В закатном солнечном свете перед детьми на бурую траву ложились их длинные-длинные тени, как будто Бодлеров растягивал какой-то страшный механизм. Они глядели на свои тени, казавшиеся плоскими, как листки бумаги, и с каждым шагом все сильнее становилось желание делать что-нибудь другое, все, что угодно, только не встречаться на лужайке с учителем Чингизом наедине. Лучше бы идти все дальше и дальше, под арку, через лужайку, наружу, в мир. Но куда им деваться? Трое сирот были совершенно одиноки. Родители умерли. Банковский попечитель чересчур занят, и ему не до них.
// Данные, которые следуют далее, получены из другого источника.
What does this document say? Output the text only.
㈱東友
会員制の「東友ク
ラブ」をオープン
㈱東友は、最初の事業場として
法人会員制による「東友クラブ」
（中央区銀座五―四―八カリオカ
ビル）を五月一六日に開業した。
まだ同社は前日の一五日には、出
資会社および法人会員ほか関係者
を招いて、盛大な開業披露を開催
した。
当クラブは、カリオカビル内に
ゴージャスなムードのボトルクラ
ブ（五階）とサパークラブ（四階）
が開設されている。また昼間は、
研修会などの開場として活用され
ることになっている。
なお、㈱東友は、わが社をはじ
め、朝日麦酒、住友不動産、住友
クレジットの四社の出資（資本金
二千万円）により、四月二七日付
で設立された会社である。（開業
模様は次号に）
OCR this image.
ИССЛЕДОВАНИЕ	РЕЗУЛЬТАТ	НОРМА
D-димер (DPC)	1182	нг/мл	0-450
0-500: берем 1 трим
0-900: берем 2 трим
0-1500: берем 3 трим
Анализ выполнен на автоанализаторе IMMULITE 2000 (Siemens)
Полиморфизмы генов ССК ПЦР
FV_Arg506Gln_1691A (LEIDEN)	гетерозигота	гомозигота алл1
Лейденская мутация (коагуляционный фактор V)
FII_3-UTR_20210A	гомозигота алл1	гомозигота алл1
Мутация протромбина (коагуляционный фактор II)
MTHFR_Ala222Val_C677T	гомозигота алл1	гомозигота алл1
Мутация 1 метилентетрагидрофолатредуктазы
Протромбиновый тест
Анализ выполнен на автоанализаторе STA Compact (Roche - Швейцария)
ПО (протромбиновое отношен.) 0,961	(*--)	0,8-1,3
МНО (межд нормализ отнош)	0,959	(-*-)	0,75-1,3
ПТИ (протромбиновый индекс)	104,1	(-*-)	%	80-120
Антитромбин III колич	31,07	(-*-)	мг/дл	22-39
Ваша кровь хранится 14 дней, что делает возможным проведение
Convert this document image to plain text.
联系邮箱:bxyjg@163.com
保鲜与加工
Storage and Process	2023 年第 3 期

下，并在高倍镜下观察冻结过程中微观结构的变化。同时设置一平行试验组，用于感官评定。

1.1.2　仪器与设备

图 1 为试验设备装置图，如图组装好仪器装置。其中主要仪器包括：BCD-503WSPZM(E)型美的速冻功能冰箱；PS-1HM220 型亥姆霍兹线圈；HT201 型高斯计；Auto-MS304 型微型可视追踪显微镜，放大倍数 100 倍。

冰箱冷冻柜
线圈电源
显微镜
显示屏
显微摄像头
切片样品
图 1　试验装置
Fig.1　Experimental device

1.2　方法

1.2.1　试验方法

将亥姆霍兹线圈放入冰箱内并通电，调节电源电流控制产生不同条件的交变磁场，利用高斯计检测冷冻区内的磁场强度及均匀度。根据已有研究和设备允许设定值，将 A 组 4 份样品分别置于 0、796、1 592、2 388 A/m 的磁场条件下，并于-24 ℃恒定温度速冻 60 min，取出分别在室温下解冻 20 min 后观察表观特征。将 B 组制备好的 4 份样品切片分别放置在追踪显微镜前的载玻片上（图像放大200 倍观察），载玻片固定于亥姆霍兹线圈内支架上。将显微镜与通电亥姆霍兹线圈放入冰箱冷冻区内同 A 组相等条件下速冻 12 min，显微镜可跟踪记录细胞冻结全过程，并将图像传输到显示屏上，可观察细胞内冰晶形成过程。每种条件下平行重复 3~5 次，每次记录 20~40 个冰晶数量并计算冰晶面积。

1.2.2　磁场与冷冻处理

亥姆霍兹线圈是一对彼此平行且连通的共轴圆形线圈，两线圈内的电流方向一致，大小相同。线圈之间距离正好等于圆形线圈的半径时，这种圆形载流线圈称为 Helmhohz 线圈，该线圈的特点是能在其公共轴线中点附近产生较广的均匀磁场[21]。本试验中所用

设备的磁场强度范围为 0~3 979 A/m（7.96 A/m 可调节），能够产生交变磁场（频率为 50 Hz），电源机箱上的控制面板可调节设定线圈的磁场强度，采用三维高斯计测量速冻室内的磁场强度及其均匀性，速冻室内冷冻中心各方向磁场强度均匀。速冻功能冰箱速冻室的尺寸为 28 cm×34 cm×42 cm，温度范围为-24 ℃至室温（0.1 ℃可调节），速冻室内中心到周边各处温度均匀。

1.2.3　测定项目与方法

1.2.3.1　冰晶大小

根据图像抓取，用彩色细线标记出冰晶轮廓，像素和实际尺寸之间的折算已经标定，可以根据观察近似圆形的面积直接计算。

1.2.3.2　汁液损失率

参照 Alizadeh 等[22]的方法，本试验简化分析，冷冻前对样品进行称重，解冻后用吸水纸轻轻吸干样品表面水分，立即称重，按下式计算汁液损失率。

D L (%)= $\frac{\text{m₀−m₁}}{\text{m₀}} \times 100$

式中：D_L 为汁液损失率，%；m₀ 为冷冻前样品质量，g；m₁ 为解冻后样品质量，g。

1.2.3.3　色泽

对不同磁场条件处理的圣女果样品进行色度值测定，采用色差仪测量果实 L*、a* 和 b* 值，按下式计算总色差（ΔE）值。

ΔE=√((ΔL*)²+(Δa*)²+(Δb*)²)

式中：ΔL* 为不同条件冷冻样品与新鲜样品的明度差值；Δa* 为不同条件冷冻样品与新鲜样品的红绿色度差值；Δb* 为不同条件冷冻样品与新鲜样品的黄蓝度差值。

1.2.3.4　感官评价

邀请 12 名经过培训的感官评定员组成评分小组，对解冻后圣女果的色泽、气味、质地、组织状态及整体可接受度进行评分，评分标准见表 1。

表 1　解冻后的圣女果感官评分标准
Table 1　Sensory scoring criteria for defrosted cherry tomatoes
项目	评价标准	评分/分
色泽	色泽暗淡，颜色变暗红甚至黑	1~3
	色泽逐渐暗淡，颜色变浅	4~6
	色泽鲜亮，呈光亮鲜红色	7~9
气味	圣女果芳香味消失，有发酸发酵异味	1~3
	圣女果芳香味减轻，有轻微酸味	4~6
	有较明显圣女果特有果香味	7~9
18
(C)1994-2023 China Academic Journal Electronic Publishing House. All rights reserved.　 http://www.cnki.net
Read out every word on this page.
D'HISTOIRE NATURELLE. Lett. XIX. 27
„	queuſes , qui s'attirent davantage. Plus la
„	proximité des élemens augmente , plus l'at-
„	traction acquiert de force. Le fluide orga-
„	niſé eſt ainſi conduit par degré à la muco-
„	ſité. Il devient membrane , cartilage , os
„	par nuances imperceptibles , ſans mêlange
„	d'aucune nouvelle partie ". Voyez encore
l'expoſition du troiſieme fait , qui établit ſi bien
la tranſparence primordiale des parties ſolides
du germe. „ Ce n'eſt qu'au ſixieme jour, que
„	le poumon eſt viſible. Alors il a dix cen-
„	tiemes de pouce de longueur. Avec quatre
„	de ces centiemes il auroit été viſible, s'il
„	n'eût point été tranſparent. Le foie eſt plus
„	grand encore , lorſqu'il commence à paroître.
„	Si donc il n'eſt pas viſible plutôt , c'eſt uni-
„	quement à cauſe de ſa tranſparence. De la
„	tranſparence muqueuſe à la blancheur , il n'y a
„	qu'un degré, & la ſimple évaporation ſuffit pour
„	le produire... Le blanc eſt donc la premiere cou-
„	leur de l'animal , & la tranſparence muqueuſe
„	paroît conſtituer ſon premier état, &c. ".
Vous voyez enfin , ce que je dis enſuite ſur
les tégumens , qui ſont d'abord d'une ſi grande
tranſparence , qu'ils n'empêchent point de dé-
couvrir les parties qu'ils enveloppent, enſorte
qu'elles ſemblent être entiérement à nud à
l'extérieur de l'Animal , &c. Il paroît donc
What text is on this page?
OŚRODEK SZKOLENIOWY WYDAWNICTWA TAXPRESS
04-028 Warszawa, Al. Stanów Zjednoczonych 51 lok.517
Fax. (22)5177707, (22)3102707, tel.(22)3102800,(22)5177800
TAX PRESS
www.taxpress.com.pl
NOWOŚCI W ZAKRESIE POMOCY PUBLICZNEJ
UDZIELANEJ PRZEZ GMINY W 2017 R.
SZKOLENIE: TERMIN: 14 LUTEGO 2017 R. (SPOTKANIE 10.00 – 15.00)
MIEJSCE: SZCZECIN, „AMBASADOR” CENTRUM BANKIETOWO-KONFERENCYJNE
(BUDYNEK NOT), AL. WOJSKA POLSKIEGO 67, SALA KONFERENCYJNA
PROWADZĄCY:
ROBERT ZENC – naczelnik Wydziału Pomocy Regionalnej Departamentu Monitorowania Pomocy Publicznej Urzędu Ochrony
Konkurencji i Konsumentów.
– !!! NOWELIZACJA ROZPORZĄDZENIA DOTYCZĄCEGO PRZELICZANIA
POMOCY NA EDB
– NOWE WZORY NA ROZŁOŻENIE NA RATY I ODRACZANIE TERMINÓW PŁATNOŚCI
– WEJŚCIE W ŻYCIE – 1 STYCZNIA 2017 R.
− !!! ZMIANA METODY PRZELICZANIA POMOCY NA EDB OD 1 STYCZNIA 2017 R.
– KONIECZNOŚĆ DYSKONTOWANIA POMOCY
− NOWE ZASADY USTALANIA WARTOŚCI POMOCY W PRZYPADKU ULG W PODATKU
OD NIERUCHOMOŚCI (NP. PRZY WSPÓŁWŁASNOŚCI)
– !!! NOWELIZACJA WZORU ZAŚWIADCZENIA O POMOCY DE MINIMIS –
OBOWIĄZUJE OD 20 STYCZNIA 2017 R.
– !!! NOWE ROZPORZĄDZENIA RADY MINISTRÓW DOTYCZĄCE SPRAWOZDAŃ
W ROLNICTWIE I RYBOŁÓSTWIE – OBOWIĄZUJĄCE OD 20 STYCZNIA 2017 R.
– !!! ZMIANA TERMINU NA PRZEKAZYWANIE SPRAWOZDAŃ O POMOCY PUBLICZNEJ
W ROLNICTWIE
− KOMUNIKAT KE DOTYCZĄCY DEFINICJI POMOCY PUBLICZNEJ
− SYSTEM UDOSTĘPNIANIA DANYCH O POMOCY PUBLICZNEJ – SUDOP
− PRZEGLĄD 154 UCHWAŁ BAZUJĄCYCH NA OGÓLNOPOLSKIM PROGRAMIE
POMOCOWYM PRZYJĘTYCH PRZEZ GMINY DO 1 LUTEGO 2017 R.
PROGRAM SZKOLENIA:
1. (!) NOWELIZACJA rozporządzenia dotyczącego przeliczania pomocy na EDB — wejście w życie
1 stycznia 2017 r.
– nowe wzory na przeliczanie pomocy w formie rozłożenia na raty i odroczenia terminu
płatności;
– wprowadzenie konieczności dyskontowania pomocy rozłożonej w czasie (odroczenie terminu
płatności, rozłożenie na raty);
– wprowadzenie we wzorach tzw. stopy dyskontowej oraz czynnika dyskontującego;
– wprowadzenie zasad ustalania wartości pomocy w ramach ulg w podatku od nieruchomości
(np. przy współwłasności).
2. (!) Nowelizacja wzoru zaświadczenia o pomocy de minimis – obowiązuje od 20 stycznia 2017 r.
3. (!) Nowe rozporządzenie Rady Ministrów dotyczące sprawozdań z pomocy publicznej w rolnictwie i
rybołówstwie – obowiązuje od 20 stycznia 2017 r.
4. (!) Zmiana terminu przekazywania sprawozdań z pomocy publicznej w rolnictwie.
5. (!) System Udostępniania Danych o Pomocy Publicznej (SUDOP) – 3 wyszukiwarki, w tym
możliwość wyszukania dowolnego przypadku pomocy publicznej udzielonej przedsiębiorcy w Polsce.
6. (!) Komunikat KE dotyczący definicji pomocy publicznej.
Единственные их друзья – двое таких же, как они, сирот – сейчас, как очень надеялись Бодлеры, уже успели улизнуть из зала и следят за тем, как Бодлеры приближаются к одинокой фигуре учителя Чингиза, нетерпеливо поджидающего их на краю лужайки. Угасающий закатный свет (слово «угасающий» означает здесь «неясный, делающий все вокруг особенно зловещим») превратил тень от учительского тюрбана в огромную глубокую дыру.
– Опаздываете, – проскрипел Чингиз.
Подойдя ближе, дети увидели, что он держит обе руки за спиной, как будто прячет что-то.
– Вам было велено явиться сюда сразу после обеда, а вы пришли позже.
– Извините нас, – сказала Вайолет, вытягивая шею и пытаясь подглядеть, что там у него за спиной. – Без ложек и вилок мы ели дольше.
– Будь вы посообразительнее, – проворчал Чингиз, – одолжили бы у ваших друзей.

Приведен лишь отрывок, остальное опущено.